I slipped into another period of kinda bleh, and now I'm in a several day stretch where I'm worse than normal. Now I have more pain than usual, I feel like I've crapped out a pint of blood along with whatever else came out, my joints hurt, and I feel like I've got a piece of glass stuck in my anus.

But this only seems to last for a few days, and then I'm back to my average, "not very good, but not so bad that I'm dysfunctional" (i.e., I'm good enough to go to school and get my schoolwork done, but that really wipes me out). This makes it difficult for me to understand the direction that I'm going in. Sometimes I feel like I'm getting better, only to become disappointed by the next bout of crappiness. And sometimes I feel so crummy, that I'm on the verge of calling my doctor, and being like, "Um, this Cimzia stuff isn't doing what it's supposed to, because I feel horrible right now," only to feel better enough to function properly again a few days later. So maybe my disease isn't going in any direction at all, and I'm just in some limbo-land of half-flare/half-remission.

I really don't know what to do in a situation like this. I mean, sometimes these stretches of worse disease activity can be a real pain, because they'll interfere with my ability to do school work.
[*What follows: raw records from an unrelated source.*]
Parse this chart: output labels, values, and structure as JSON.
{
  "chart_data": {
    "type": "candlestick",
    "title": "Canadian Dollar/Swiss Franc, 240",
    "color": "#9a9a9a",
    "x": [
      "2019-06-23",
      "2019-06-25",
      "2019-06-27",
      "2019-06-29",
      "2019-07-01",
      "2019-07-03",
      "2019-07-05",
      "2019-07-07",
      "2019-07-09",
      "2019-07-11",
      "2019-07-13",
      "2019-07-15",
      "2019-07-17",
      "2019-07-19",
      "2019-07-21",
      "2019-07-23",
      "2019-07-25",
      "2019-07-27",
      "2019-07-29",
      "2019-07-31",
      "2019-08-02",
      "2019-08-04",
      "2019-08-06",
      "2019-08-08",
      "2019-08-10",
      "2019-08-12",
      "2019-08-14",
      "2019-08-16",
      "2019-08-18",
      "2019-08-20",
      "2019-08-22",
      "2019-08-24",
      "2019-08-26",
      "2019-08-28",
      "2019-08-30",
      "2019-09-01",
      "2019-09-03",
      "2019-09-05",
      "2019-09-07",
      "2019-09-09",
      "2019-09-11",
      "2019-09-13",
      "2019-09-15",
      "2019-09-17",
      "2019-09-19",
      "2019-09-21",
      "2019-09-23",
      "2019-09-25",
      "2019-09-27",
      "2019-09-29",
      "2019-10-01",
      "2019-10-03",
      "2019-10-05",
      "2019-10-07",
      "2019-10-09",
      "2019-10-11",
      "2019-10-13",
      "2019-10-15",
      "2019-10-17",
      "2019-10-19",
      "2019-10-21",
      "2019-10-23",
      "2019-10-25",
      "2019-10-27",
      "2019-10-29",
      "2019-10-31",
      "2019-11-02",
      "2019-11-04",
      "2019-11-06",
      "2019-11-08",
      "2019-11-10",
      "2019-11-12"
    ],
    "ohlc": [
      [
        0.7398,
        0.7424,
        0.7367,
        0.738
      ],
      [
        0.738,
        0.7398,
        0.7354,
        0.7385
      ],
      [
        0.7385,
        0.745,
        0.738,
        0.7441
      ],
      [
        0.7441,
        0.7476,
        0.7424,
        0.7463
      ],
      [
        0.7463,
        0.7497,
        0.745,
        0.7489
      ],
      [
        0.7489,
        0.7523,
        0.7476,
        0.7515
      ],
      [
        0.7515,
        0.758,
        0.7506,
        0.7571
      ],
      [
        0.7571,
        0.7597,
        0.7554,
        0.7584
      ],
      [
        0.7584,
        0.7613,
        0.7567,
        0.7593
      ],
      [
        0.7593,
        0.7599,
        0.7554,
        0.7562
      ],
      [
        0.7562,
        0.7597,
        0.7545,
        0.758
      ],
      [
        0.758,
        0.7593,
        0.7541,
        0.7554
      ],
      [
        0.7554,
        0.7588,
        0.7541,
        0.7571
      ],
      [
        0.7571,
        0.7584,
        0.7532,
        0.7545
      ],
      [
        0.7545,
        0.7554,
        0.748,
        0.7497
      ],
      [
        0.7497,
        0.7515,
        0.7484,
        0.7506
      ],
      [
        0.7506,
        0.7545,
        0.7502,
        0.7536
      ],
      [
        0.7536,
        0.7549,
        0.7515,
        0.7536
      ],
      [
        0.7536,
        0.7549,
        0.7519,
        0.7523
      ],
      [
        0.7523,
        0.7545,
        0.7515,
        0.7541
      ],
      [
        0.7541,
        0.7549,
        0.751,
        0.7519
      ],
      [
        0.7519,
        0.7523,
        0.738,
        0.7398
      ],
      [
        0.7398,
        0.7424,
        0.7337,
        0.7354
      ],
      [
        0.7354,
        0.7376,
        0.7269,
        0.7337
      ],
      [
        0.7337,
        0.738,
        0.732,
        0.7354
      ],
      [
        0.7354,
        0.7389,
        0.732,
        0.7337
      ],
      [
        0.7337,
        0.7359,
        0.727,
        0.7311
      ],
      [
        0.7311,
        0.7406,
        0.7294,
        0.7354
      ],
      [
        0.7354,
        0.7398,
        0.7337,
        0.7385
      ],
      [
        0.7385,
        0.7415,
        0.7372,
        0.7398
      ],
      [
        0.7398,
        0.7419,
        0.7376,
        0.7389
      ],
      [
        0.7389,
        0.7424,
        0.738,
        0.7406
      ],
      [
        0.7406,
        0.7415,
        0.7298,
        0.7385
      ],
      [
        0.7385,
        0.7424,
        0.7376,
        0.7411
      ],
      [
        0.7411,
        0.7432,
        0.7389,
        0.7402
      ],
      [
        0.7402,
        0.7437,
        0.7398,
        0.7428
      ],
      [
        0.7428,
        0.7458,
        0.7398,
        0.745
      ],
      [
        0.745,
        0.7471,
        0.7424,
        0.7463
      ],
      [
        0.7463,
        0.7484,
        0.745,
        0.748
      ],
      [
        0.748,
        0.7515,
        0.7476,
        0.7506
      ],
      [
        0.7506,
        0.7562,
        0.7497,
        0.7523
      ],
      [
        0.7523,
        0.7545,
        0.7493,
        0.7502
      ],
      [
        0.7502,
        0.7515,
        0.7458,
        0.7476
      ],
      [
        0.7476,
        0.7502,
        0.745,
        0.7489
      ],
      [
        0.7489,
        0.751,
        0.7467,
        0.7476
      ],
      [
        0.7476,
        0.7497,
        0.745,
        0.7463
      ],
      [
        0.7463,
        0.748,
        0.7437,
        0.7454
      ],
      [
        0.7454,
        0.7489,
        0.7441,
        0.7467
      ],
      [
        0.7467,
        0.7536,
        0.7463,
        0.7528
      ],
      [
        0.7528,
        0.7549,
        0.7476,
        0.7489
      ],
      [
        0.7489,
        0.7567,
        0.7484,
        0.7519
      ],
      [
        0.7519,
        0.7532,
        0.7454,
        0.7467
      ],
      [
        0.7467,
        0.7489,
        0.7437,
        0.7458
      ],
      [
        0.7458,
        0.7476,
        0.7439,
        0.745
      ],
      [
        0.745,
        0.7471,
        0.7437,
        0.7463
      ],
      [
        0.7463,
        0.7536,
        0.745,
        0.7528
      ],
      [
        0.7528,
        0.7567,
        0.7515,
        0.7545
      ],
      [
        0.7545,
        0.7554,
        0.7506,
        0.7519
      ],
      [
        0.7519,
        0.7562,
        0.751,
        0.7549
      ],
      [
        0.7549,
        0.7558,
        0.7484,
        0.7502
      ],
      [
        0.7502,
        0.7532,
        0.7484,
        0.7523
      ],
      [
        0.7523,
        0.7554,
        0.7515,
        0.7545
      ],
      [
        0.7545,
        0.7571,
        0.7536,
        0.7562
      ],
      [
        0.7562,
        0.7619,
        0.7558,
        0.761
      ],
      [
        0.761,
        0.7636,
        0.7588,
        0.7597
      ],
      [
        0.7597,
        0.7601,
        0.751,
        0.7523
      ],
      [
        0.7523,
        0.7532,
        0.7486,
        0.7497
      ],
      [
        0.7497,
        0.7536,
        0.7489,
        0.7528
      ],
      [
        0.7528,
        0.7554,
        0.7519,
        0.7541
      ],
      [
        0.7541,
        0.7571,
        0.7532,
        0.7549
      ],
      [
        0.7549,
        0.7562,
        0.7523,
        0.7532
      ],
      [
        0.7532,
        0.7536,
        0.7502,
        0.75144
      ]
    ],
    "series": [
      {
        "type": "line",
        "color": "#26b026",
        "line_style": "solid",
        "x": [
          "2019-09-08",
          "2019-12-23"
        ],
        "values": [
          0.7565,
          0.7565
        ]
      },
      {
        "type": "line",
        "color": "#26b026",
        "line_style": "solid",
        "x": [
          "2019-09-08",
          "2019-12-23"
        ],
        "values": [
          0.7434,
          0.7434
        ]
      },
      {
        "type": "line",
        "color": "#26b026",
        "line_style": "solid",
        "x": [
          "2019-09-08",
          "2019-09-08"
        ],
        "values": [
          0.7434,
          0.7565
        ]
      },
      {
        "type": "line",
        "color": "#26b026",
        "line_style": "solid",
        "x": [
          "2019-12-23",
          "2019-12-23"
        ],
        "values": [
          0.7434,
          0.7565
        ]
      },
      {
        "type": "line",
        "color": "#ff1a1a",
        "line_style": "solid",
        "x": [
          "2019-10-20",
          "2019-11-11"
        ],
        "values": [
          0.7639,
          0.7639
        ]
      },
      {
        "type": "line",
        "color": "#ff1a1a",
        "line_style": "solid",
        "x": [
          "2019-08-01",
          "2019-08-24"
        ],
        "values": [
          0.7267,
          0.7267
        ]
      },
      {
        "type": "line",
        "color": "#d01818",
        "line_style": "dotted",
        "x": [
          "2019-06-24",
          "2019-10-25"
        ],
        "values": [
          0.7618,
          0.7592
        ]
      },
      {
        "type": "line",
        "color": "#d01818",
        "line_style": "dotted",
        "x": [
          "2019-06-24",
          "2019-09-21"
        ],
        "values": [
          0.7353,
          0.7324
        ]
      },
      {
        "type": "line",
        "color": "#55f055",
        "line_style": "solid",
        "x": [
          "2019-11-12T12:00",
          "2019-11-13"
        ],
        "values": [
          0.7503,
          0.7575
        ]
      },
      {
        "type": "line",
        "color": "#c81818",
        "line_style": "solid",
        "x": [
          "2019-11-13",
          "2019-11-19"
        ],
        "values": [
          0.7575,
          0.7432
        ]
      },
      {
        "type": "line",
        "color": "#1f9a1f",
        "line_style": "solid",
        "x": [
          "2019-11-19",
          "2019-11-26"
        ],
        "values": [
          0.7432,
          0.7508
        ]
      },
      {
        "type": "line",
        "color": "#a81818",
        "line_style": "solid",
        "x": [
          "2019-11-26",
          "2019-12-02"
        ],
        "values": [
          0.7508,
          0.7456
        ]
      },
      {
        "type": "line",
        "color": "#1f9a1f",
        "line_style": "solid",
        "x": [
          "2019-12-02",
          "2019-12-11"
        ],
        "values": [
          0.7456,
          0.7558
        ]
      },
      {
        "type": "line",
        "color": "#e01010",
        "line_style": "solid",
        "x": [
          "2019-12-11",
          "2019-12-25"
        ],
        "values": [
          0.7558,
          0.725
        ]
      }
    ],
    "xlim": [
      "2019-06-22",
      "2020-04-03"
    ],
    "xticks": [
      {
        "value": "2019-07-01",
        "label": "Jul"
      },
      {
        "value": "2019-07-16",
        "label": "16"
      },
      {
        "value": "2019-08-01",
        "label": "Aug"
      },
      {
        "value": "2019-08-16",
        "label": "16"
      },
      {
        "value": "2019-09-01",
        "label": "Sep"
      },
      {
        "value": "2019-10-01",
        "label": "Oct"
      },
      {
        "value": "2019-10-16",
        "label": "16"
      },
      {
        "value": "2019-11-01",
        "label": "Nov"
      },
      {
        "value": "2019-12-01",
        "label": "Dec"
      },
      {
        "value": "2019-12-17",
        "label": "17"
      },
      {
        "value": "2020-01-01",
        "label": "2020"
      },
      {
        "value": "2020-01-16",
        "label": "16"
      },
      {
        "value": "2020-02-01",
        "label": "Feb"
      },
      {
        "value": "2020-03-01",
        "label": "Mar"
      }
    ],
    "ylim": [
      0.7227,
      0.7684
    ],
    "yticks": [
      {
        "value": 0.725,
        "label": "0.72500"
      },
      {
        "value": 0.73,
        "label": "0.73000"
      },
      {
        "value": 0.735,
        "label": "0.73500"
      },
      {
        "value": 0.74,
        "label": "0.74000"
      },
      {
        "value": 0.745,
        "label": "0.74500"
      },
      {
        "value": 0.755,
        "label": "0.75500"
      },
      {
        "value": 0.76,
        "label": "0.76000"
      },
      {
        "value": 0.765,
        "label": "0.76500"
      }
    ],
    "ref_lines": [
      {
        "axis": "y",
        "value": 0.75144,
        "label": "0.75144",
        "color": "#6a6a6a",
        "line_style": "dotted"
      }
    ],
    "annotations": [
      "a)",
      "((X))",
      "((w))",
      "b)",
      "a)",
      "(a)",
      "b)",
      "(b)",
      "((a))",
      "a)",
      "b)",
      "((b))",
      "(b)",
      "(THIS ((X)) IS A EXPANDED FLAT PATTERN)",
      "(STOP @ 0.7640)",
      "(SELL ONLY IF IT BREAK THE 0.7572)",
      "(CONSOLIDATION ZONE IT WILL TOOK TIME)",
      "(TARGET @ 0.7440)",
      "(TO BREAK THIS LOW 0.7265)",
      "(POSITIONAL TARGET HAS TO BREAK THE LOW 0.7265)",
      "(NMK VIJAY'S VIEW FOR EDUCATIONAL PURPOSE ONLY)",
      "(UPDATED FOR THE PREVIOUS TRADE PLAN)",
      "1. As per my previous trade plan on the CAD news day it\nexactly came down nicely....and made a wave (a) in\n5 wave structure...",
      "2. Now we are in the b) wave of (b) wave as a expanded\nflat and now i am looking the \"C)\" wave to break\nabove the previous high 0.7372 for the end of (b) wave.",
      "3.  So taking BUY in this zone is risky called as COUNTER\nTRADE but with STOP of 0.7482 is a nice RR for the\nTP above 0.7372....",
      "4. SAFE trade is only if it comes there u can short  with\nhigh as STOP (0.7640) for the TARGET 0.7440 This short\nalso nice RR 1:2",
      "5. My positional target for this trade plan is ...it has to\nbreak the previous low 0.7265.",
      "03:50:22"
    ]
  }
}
And obviously, the situation as a whole is frustrating, because the goal is to be in a prolonged stretch of feeling good, rather than a prolonged stay in limbo-land. I at least want to get to a point where I feel good enough to do more activity than the bare minimum. As in, work out/exercise, and other activities in addition to my school work.

I'm sure that some of you might be able to relate with the limbo-land thing? What's your experience with this? What do you do in situations like this, and do you have any tips for me? Does being in a situation like this merit trying to get my doctor to put me on something besides the Cimzia, or on more meds? Or do I just deal with it, and see if things eventually get better or worse of their own accord?
 
I can relate to what you are going through. For a while I felt like I was on a roller coaster. Felt good for a few weeks then 2 weeks of hell. Even now in "remission" I have days where I feel totally normal and others where I am totally exhausted and feel like a flare is coming. What is that all about? Some days I just feel like I am 80 years old. Others I feel like I am 23 again.

In the past I was having pain everyday no matter what. I questioned my GI about the meds I was on and he said "they are working don't worry." Well, then the pain got worse. This helped because then I could demand something different. It was like a miracle. A change of meds and my whole world turned around. Don't get me wrong I still have pain, occaisional night sweats, bloating, exhaustion, and can't eat many things. But I feel I have come a long way. If you truly feel like you are not in the right spot with your meds ask for a change. Just know you are taking a risk that a med change might make you feel worse. This too has happened to me.